Contexte : Par cet arrêt rendu le 10 avril 2013, la Cour de cassation retient que le manquement par un médecin à son devoir d’information peut toujours donner lieu à une indemnisation au titre de la perte de chance d’échapper aux lésions corporelles qui se sont réalisées, mais que celle-ci ne saurait cependant s’étendre à l’entier dommage.
Litige : Le 23 mai 1995, une patiente subit une intervention combinée de la cataracte et d’un glaucome de l’œil gauche, œil atteint d’une très forte myopie. Cette intervention est suivie d’un décollement de la rétine qui a nécessité une seconde intervention quelques mois plus tard. L’apparition de complications évolutives nécessite l’éviscération de l’œil gauche le 12 mars 2002. La patiente recherche la responsabilité du chirurgien ayant réalisé l’intervention en 1995. Les juges du fond retiennent la responsabilité du médecin sur le fondement d’un manquement à son devoir d’information et le condamnent à réparer l’intégralité des dommages subis par la patiente. Le chirurgien forme un pourvoi en cassation en reprochant à la cour d’appel de Colmar de l’avoir condamné à réparer l’ensemble des préjudices de la patiente.
Solution : La première chambre civile de la Cour de cassation donne raison au chirurgien et casse l’arrêt de la cour d’appel de Colmar aux motifs que :
« Qu’en statuant ainsi, alors qu’ayant ainsi nécessairement caractérisé un lien entre la faute commise et une perte de chance pour Mme Y…d’éviter le dommage en renonçant à l’intervention, il lui appartenait de déterminer la fraction de l’indemnité devant être mise à la charge de M. X…, la cour d’appel a violé (l’article L. 1111-2 du code de la santé publique) ».
Analyse : Il est a priori surprenant que la cassation ait été ici prononcée pour violation de l’article L. 1111-2 du code de la santé publique puisque ce texte est issu de la loi du 4 mars 2002, dont les dispositions ne sont applicables qu’aux actes médicaux pratiqués à compter du 5 septembre 2001. Le dommage invoqué en l’espèce résultant d’un acte chirurgical pratiqué en 1995, l’article 1147 du code civil aurait dû être plutôt visé.

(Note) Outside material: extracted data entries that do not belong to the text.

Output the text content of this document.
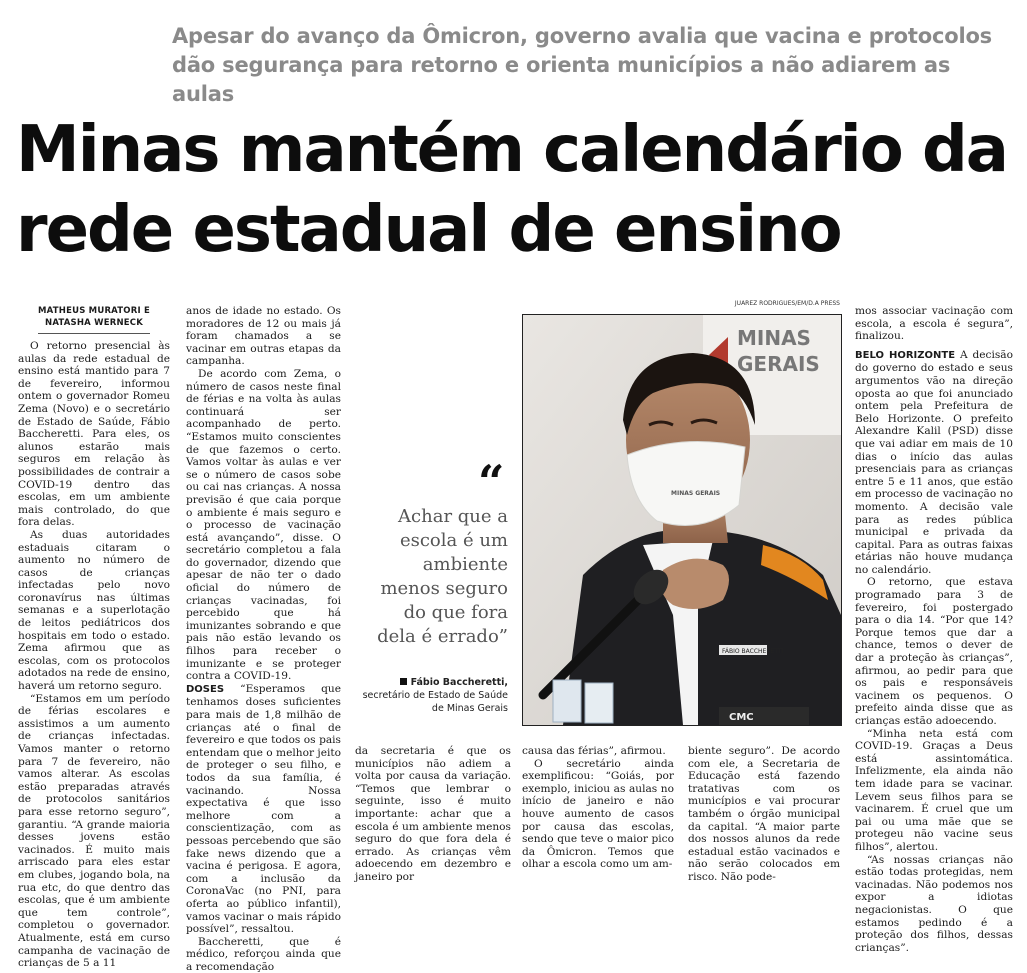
Apesar do avanço da Ômicron, governo avalia que vacina e protocolos dão segurança para retorno e orienta municípios a não adiarem as aulas
Minas mantém calendário da rede estadual de ensino
MATHEUS MURATORI E
NATASHA WERNECK

O retorno presencial às aulas da rede estadual de ensino está mantido para 7 de fevereiro, informou ontem o governador Romeu Zema (Novo) e o secretário de Estado de Saúde, Fábio Baccheretti. Para eles, os alunos estarão mais seguros em relação às possibilidades de contrair a COVID-19 dentro das escolas, em um ambiente mais controlado, do que fora delas.

As duas autoridades estaduais citaram o aumento no número de casos de crianças infectadas pelo novo coronavírus nas últimas semanas e a superlotação de leitos pediátricos dos hospitais em todo o estado. Zema afirmou que as escolas, com os protocolos adotados na rede de ensino, haverá um retorno seguro.

“Estamos em um período de férias escolares e assistimos a um aumento de crianças infectadas. Vamos manter o retorno para 7 de fevereiro, não vamos alterar. As escolas estão preparadas através de protocolos sanitários para esse retorno seguro”, garantiu. “A grande maioria desses jovens estão vacinados. É muito mais arriscado para eles estar em clubes, jogando bola, na rua etc, do que dentro das escolas, que é um ambiente que tem controle”, completou o governador. Atualmente, está em curso campanha de vacinação de crianças de 5 a 11

anos de idade no estado. Os moradores de 12 ou mais já foram chamados a se vacinar em outras etapas da campanha.

De acordo com Zema, o número de casos neste final de férias e na volta às aulas continuará ser acompanhado de perto. “Estamos muito conscientes de que fazemos o certo. Vamos voltar às aulas e ver se o número de casos sobe ou cai nas crianças. A nossa previsão é que caia porque o ambiente é mais seguro e o processo de vacinação está avançando”, disse. O secretário completou a fala do governador, dizendo que apesar de não ter o dado oficial do número de crianças vacinadas, foi percebido que há imunizantes sobrando e que pais não estão levando os filhos para receber o imunizante e se proteger contra a COVID-19.

DOSES “Esperamos que tenhamos doses suficientes para mais de 1,8 milhão de crianças até o final de fevereiro e que todos os pais entendam que o melhor jeito de proteger o seu filho, e todos da sua família, é vacinando. Nossa expectativa é que isso melhore com a conscientização, com as pessoas percebendo que são fake news dizendo que a vacina é perigosa. E agora, com a inclusão da CoronaVac (no PNI, para oferta ao público infantil), vamos vacinar o mais rápido possível”, ressaltou.

Baccheretti, que é médico, reforçou ainda que a recomendação

“
Achar que a escola é um ambiente menos seguro do que fora dela é errado”
Fábio Baccheretti,
secretário de Estado de Saúde de Minas Gerais
JUAREZ RODRIGUES/EM/D.A PRESS
MINAS
GERAIS
FÁBIO BACCHERETTI
MINAS GERAIS
CMC

da secretaria é que os municípios não adiem a volta por causa da variação. “Temos que lembrar o seguinte, isso é muito importante: achar que a escola é um ambiente menos seguro do que fora dela é errado. As crianças vêm adoecendo em dezembro e janeiro por

causa das férias”, afirmou.

O secretário ainda exemplificou: “Goiás, por exemplo, iniciou as aulas no início de janeiro e não houve aumento de casos por causa das escolas, sendo que teve o maior pico da Ômicron. Temos que olhar a escola como um am-

biente seguro”. De acordo com ele, a Secretaria de Educação está fazendo tratativas com os municípios e vai procurar também o órgão municipal da capital. “A maior parte dos nossos alunos da rede estadual estão vacinados e não serão colocados em risco. Não pode-

mos associar vacinação com escola, a escola é segura”, finalizou.

BELO HORIZONTE A decisão do governo do estado e seus argumentos vão na direção oposta ao que foi anunciado ontem pela Prefeitura de Belo Horizonte. O prefeito Alexandre Kalil (PSD) disse que vai adiar em mais de 10 dias o início das aulas presenciais para as crianças entre 5 e 11 anos, que estão em processo de vacinação no momento. A decisão vale para as redes pública municipal e privada da capital. Para as outras faixas etárias não houve mudança no calendário.

O retorno, que estava programado para 3 de fevereiro, foi postergado para o dia 14. “Por que 14? Porque temos que dar a chance, temos o dever de dar a proteção às crianças”, afirmou, ao pedir para que os pais e responsáveis vacinem os pequenos. O prefeito ainda disse que as crianças estão adoecendo.

“Minha neta está com COVID-19. Graças a Deus está assintomática. Infelizmente, ela ainda não tem idade para se vacinar. Levem seus filhos para se vacinarem. É cruel que um pai ou uma mãe que se protegeu não vacine seus filhos”, alertou.

“As nossas crianças não estão todas protegidas, nem vacinadas. Não podemos nos expor a idiotas negacionistas. O que estamos pedindo é a proteção dos filhos, dessas crianças”.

Toutefois, le visa de ce texte ne modifie en rien le contenu du principe jurisprudentiel énoncé dans l’arrêt qui était également applicable avant la réforme Kouchner (V. par ex. Cass. 1re civ., 7 déc. 2004, n° 02-10.957 : Bull. I, n° 302 ; Resp. civ. et assur. 2005, comm. 60 ; D. 2005, p. 406, obs. J. Penneau ; Cass. 1re civ., 14 juin 2005, 04-14.878) :
« Lorsque le défaut d’information sur les risques d’une intervention chirurgicale a fait perdre au patient une chance d’éviter le dommage résultant de la réalisation d’un de ces risques, en refusant définitivement ou temporairement l’intervention projetée, l’indemnité qui lui est due doit être déterminée en fonction de son état et de toutes les conséquences qui en découlent pour lui et correspondre à une fraction, souverainement évaluée, de son dommage ».
Sans doute pouvait-on se demander si le revirement de jurisprudence réalisé par l’arrêt du 3 juin 2010 (Cass. 1re civ., 3 juin 2010, n° 09-13591 : Bull. I, n° 128 ; Resp. civ. et assur. 2010, comm. 313, note S. Hocquet-Berg) n’avait pas implicitement condamné le raisonnement sur le terrain de la perte de chance en cas de défaut d’information. En effet, le défaut d’information faisant désormais naître un préjudice que le juge ne peut laisser sans réparation, l’indemnité allouée à ce titre pouvait être censée réparer toute l’atteinte qui en est découlée.
Cependant, comme le rappelle implicitement l’arrêt commenté (V. déjà en ce sens, Cass. 1re, civ., 9 févr. 2012, n° 10-25.915), le préjudice spécifique n’exclut pas celui auquel le patient peut toujours prétendre au titre de la perte de chance d’échapper aux lésions corporelles qui se sont réalisées, en renonçant à l’acte médical projeté.
En tout état de cause, la réparation de ce préjudice de perte de chance ne saurait s’étendre à l’intégralité des conséquences corporelles subies par la victime mais est nécessairement limitée à une fraction de celles-ci que la cour d’appel de renvoi sera tenue d’évaluer. En effet, comme le prescrit la Cour de cassation, les juges du fond doivent déterminer « les effets qu’aurait pu avoir une telle information quant au consentement ou au refus du patient » (Cass. 1re civ., 20 juin 2000, n° 98-23046 : Bull. I, n° 193 ; JCP G 2000, IV, 2385 ; D. 2000, somm. comm. p. 471, obs. P. Jourdain ; Defrénois 2000, p. 1121, obs. D. Mazeaud).